Semantic Segmentation Refinement by Monte Carlo Region Growing of High Confidence Detections
This is an incremental improvement for computer vision applications requiring precise object segmentation.
The paper tackles the problem of poor adherence to object boundaries in semantic segmentation by refining results from deep learning models using a Monte Carlo region growing method, improving accuracy on COCO, PASCAL, and DAVIS datasets with significantly better results on DAVIS.

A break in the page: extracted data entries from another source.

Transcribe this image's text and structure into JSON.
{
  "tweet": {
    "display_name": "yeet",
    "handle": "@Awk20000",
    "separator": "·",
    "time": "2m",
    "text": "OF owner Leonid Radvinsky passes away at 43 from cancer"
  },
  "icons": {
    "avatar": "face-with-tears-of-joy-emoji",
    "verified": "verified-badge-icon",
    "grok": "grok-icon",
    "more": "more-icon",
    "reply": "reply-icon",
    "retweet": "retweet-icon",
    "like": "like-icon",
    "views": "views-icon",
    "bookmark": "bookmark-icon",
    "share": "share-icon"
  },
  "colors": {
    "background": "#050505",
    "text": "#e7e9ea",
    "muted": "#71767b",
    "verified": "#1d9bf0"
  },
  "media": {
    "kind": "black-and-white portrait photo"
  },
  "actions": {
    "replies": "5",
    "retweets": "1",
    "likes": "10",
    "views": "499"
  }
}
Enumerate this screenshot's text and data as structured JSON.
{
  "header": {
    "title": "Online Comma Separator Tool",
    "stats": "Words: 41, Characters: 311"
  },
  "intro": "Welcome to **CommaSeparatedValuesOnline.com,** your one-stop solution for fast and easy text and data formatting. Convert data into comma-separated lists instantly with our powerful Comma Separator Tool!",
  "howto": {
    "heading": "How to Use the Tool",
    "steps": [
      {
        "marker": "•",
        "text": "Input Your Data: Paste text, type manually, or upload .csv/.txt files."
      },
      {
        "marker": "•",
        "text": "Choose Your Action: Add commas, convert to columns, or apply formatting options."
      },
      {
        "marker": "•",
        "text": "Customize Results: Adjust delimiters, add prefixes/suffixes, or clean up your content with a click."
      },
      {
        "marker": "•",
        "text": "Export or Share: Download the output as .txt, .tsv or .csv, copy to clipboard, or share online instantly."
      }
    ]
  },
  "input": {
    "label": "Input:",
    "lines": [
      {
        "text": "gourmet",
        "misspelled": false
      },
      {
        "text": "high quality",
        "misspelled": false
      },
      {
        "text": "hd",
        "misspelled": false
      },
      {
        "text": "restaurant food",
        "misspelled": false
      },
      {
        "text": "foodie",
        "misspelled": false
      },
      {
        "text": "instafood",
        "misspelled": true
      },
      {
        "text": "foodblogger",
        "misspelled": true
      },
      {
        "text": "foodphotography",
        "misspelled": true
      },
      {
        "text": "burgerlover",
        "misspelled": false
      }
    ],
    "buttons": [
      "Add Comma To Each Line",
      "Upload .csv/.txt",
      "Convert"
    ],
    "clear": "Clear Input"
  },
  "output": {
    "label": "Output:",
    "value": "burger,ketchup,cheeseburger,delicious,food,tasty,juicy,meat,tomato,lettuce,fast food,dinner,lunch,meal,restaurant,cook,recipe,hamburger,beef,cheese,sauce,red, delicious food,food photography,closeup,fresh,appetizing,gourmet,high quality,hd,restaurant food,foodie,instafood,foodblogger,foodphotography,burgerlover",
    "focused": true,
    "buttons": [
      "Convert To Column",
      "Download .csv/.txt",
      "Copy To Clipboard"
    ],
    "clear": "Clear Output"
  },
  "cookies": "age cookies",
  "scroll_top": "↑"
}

Despite recent improvements using fully convolutional networks, in general, the segmentation produced by most state-of-the-art semantic segmentation methods does not show satisfactory adherence to the object boundaries. We propose a method to refine the segmentation results generated by such deep learning models. Our method takes as input the confidence scores generated by a pixel-dense segmentation network and re-labels pixels with low confidence levels. The re-labeling approach employs a region growing mechanism that aggregates these pixels to neighboring areas with high confidence scores and similar appearance. In order to correct the labels of pixels that were incorrectly classified with high confidence level by the semantic segmentation algorithm, we generate multiple region growing steps through a Monte Carlo sampling of the seeds of the regions. Our method improves the accuracy of a state-of-the-art fully convolutional semantic segmentation approach on the publicly available COCO and PASCAL datasets, and it shows significantly better results on selected sequences of the finely-annotated DAVIS dataset.